Save Money with DIY Cleaning Supplies

A guest post with great savings tips by Rebecca Chopin for

A spritz here, a spray there—before you know it, that bottle of all-purpose surface cleaner has all but disappeared. Your counter tops may be sparkling, but a dark shadow hovers over your household budget. There are still toilets to scrub, dishes to wash and floors to mop. And with specialized products for each dirty job, cleaning house can really clean out your checking account.

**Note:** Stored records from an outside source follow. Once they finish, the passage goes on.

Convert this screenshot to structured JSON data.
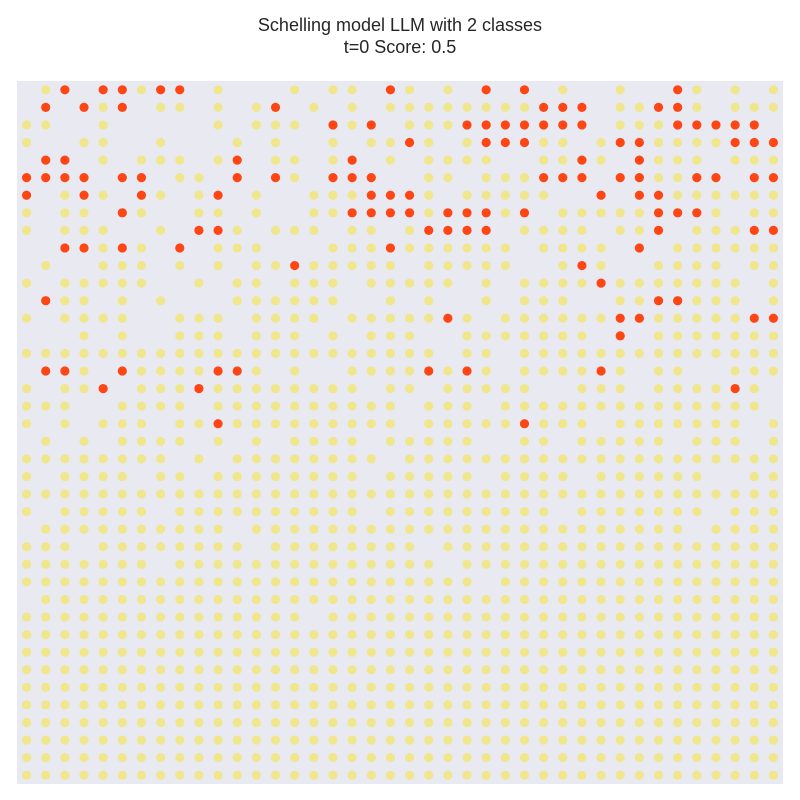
{
  "chart_data": {
    "type": "scatter",
    "title": "Schelling model LLM with 2 classes",
    "subtitle": "t=0 Score: 0.5",
    "grid": false,
    "axes_visible": false,
    "grid_size": 40,
    "colors": {
      "background": "#e9e9f1",
      "class_a": "#fe4514",
      "class_b": "#f0e68c"
    },
    "legend": "none",
    "rows": [
      ".ba.aabaa.b...b.bb.ab.b.a.a.b..b..ab.b.ba.b.ab.b",
      ".a.aba.bb.b.ba.b.b.bbbbbbbbaaa.bbaab.bbbbbbabb.ba",
      "bb..b.....b.bbb.aba.bbbaaaaaaa.bbbaaaaa..bbaaa..b.b",
      "b..bb..b...b.b..b.bbab.baaabb.baabbbbaaaa.a.bbbb",
      ".aa.b.bbb.ba.bb.ba.b.bbbb..bbab.abbb.bbbbaaab.bb",
      "aaaa.aa.bb.a.ab.aaa..bb.bbbaaa.aabbaa.aab.aa.bb.",
      "a.bab.ab.ba.b..bbbaaab.bbbbb..a.aabbbbbb.abaa.b",
      "b.bb.ab..bb.b..bbaaaabaaaba.bbbbbaaab.bb.ba.bab",
      "b.bbb..b.aab.bbb.bb.baaaa.bbbb.bba.bbbaa.b.bab",
      "..aabab.a.bbb...bbbabbbbbb.bbbb.a.bbbbbb.aa.bbba",
      ".b..bbb.b.b.bbabbbbb.bbbbb..bab..bbbb.bb.bbb.ab.",
      "b.bbbbb..b.bb.bbb.bbbbb.b.bbbbabbbbbbb.bb.abbbab",
      ".abb.b.b...bbbbbb..b.b..b.bbb..bbaabbb.baab.ab.b",
      "b.bbbb..bbb.bbbb.bbbbbab.bbbbbbaabbbbbaaaa.bb.b.",
      "...b.b..bbb.bbb.b.bbb..bbbbbbb.a.bbbbbbba...b.bb",
      "bbbbbbbbbbbbbbbbbbbbbb.bb.bbbbbbbbbbbbbbbbb.bbbb",
      ".aab.abbbbaab.b..bbbbabab.bbbbab.bb..bbbbbbb.bba",
      "b.bba.bbbabbbbbbbb.bb.bbbbb..bbb.bbbbab.bbb.b.bb",
      "bbb..bbbb.bbbbbbbbbb.bbb.bbbbbbbbbbbbbb.bbbbbbb",
      "b.b.bbb.bbabbbbbbbbb.bbbbbabbb.bbbbbbb.b.bbbabb",
      ".b.b.bbbb.b.b.bbbb.bbbbb..bb.bbbbb.bbb.bbbbb.b",
      "bbbbbbbb.b.bbbbbbbb.bbbbbbbbbbbbbbbbbbbbbbbbbbb",
      "b.bbbb.bb.bbbbbbbb.bbbbb.bbbb.bbbbbb..bb.bbbbb.",
      "bbbbbbbbbbbbbbbbbbbbbbbbbbbbbbbbbbbbbbbbbbbbbbb",
      "b.bbbbb.bbbbbbbbbb.bbbbbbbbb.bbbbbbb.bbbbbbbbbbb",
      ".bbbbbbbbbb.bbbbbbbbbbbbbbbbbbbbbbb.bbbbbb.bbbbb",
      "bbb.bbbbbbbb.bbbbbbbb.bbbbbbbbbbbbbbbbbbbbbbbbbbb",
      "bbbbbbb.bbbbbbbbbbbbbb.bbbbbbbbbbbbbbbbbbbbbb.bb",
      "bbbbbbbbbbbbbbbbbbbbbbbb.bbbbbbbbbbbbbbbbbbbbbbb",
      ".bbbbbbbbbbbbbbbbbbbbbbbbbbbbbbbbbbbbbbbbbbbbbbb",
      "bbbbbbbbbbbbbbb.bbbbbbbbbbbbbbbbbbbbbbbbbbbbbbbb",
      "bbbbbbbbbbbbbbbbbbbbbbbbbbbbbbbbbbbbbbbbbbbbbbbb",
      "bbbbbbbbbbbbbbbbbbbbbbbbbbbbbbbbbbbbbbbbbbbbbbbb",
      "bbbbbbbbbbbbbbbbbbbbbbbbbbbbbbbbbbbbbbbbbbbbbbbb",
      "bbbbbbbbbbbbbbbbbbbbbbbbbbbbbbbbbbbbbbbbbbbbbbbb",
      "bbbbbbbbbbbbbbbbbbbbbbbbbbbbbbbbbbbbbbbbbbbbbbbb",
      "bbbbbbbbbbbbbbbbbbbbbbbbbbbbbbbbbbbbbbbbbbbbbbbb",
      "bbbbbbbbbbbbbbbbbbbbbbbbbbbbbbbbbbbbbbbbbbbbbbbb",
      "bbbbbbbbbbbbbbbbbbbbbbbbbbbbbbbbbbbbbbbbbbbbbbbb",
      "bbbbbbbbbbbbbbbbbbbbbbbbbbbbbbbbbbbbbbbbbbbbbbbb"
    ]
  }
}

According to data from the U.S. Bureau of Labor Statistics, the amount of money Americans spend on cleaning supplies is on the rise, with the average family doling out $659 in 2009, compared to $639 in 2007. Bigger families—those with five or more living in a home—and homeowners (as opposed to renters) tend to spend more, bringing the number up to almost $800 a year. If your family has a higher income, $150,000 or more a year, your cabinets may be crammed with $1,500 worth of stain removers and surface shiners.

Break it down, and all that dirt busting drains anywhere from $56 to $125 a month from your wallet. Sure, those colorful, toss-in laundry pods save you a few seconds when starting a load, and that extra-fresh-lemon-scented deodorizing mist makes the kitty-litter corner a little more bearable—but are the minor conveniences and comforts worth money you could be putting toward your car payment?

With a little effort, a few basic supplies and some willpower in the cleaning supply aisle, you can make your own household cleaners and start saving some serious money. Here’s how:

Shopping List:
Baking soda
White vinegar
Hydrogen peroxide
Lemon juice
Cream of tartar
Liquid and bar castile soap
Washing soda
Essential oils (peppermint, lemon, tea tree or lavender)


Dish soap: Combine ½ cup of liquid castile soap, 1 Tbsp. of white vinegar, 1 Tbsp. of washing soda and 1/8 tsp. of essential oil. Stir in 1-½ cups of hot water and mix thoroughly with whisk. For thicker soap, add 1 Tbsp. of bar soap shavings. Let cool and pour into a dispenser bottle.

Counter top and sink scrub: Mix baking soda into liquid castile soap until it becomes a creamy consistency. Scrub small areas of countertop with mixture and wipe clean with damp sponge.

Oven cleaner: Mix together ¼ cup of washing soda and 1 cup of baking soda; add water to make a paste. Apply paste to oven walls and let sit overnight. Remove with a wet sponge, rinsing and repeating until surfaces are clean.

All-purpose sanitizer: Add 2 tsp. of borax to 4 cups of boiled water; stir in ¼ cup of white vinegar and 50 drops of essential oil. Let cool and pour into a spray bottle.

Window spray: Mix 2 Tbsp. vinegar into a gallon of water. Fill a spray bottle with solution and use clean newspaper (not paper towels, which leave streaks) to wipe clean.

Toilet scrub: Add 1 cup of borax and ¼ cup of vinegar to toilet bowl and let sit overnight. Scrub clean in the morning.

Tub and tile scrub: Combine ½ cup of liquid soap, 1-½ cups of baking soda and ½ cup of water. Just before using, pour in 2 Tbsp. of vinegar. Apply mixture to tub walls or tiles; scrub and rinse clean.

Mildew remover: Pour a small amount of vinegar into cream of tartar to form a paste. Use a small brush to scrub grout or other mildewed surfaces using a circular motion; rinse clean.

Liquid laundry soap: Melt one bar of castile soap in a small amount of water on your stovetop. In large container, combine melted soap with 2 gallons of water and 2 cups of baking soda. Mix well. Use ½ cup of solution per load.

Stain remover: Combine ½ cup of hydrogen peroxide, ½ cup baking soda and 1 cup of hot water in a spray bottle; shake well. Apply to stains and let sit overnight before washing.

Furniture polish: Mix together 1 cup of olive oil and 1/2 cup of lemon juice. Apply mixture to furniture with a soft cloth, rubbing in a circular motion.